Quels sont les liens qui unissaient les Africains-Américains à Sankara pour qu’il mérite autant d’égards, lui qui était justement francophone ?
Ce sont des liens de camaraderie et de solidarité. Camaraderie, parce qu’ils reconnaissent qu’avec Sankara, ils partageaient le même combat : contre l’oppression, l’exploitation, la domination, la pauvreté ; le droit à la liberté. Solidarité, parce que l’union fait la force. Vous vous rappelez de l’Opération Bold Union ? C’était une manœuvre militaire conjointe entre le Burkina Faso et le Ghana. Lors de son séjour à New York, certains Africains Américains avaient demandé à participer à la prochaine manœuvre. Le 16 octobre 1987, au lendemain de la mort de Sankara, je reçois un coup de fil à 5h du matin. «Mounoubaï, nous savons que la résistance s’organise au Burkina Faso. Les compagnons de Sankara doivent prendre le maquis en ce moment. Trouves-nous les contacts. Nous nous chargeons d’envoyer les armes et les hommes ». Voilà ce que représentait Sankara pour les Africain Américains. Ils étaient prêts à prendre les armes et mettre leur vie en jeu pour lui et le Burkina Faso. Certaines personnes diront que ce sont des mercenaires. Je leur réponds seulement si vous mettez le Marquis de Lafayette et Che Guevara dans cette catégorie.

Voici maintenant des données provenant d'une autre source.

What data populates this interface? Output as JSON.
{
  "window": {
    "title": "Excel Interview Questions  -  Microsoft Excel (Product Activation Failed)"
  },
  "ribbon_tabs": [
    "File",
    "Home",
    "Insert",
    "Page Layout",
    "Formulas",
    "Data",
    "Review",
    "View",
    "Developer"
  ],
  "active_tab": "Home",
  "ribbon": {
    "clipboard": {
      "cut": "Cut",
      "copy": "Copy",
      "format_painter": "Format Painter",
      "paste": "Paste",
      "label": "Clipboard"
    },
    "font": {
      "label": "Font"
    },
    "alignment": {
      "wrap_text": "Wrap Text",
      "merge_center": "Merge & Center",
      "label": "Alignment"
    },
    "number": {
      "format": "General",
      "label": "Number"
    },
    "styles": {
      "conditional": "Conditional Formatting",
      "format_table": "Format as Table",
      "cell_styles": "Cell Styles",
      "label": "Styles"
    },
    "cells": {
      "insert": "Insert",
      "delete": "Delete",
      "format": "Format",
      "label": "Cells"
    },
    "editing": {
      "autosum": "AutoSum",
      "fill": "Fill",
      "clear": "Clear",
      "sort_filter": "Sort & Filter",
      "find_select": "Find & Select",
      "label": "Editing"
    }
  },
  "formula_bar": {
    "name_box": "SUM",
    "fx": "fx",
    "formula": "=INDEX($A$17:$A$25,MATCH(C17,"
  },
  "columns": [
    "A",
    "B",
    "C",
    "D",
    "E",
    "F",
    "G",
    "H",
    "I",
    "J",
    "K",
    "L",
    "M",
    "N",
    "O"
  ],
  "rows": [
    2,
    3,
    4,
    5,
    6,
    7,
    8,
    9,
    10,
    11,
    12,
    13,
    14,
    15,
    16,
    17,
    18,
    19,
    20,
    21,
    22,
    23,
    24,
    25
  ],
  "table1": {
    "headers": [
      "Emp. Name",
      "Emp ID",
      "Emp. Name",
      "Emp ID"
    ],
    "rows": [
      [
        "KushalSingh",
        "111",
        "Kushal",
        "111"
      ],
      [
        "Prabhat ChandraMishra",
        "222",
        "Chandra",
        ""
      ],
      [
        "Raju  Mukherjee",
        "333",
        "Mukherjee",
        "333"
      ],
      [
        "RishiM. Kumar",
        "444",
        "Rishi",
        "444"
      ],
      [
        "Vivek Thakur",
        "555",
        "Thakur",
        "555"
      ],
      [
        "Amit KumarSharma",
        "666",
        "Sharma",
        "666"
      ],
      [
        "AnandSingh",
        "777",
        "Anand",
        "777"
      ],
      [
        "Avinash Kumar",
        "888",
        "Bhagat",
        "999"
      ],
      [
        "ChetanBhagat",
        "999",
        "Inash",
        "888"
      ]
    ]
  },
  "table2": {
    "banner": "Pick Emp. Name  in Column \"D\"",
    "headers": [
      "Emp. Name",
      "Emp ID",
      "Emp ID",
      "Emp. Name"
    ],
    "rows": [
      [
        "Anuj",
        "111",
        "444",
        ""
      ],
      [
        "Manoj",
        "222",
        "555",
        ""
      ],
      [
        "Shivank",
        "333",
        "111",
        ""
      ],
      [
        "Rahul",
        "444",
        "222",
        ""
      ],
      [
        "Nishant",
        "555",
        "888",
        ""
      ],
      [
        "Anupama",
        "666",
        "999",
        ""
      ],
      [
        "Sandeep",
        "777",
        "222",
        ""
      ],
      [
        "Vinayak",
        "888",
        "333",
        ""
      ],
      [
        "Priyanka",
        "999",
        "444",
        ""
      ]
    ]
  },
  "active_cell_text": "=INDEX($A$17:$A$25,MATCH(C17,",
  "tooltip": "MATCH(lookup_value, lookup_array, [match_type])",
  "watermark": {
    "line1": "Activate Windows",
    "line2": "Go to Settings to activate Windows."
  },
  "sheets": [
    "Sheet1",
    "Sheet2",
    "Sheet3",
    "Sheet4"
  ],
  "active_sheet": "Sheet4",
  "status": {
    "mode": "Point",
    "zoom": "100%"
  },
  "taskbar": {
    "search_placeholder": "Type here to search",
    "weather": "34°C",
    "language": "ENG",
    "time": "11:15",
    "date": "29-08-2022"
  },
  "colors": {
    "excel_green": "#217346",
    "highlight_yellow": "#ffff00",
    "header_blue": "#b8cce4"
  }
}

Aujourd’hui, que représente Sankara dans ce milieu ?
Il reste encore très présent. Il est dans la lignée des grands combattants pour la libération de l’Homme Noir partout. Contrairement à beaucoup de leaders politiques, Sankara est venu vers eux. Sankara les a cherchés. La rencontre de Harlem ne devait être que le début de quelque chose qui n’a pu se formuler dans le concret. Les Africains-Américains mettent son assassinat sur le compte de la politique de tuer systématiquement tous les leaders noirs, à travers le monde, qui veulent lutter pour la libération de son peuple : Lumumba, Malcom, Nkrumah, Bishop,…sont à mettre dans cette catégorie. Aujourd’hui, les discours de Sankara, des t-shirts et autres gadgets avec son image sont courants dans les manifestations et les milieux Africains-Américains. Il a sa place parmi Garvey, Malcom X, Martin Luther King, Dubois et autres champions de la cause noire. Depuis sa mort, chaque année, quelque part aux Etats-Unis, il y a des activités pour célébrer sa vie et propager sa pensée politique.
Comment le milieu afro-américain et la diaspora africaine ont-ils accueilli la chute de Blaise Compaoré en octobre 2014 ?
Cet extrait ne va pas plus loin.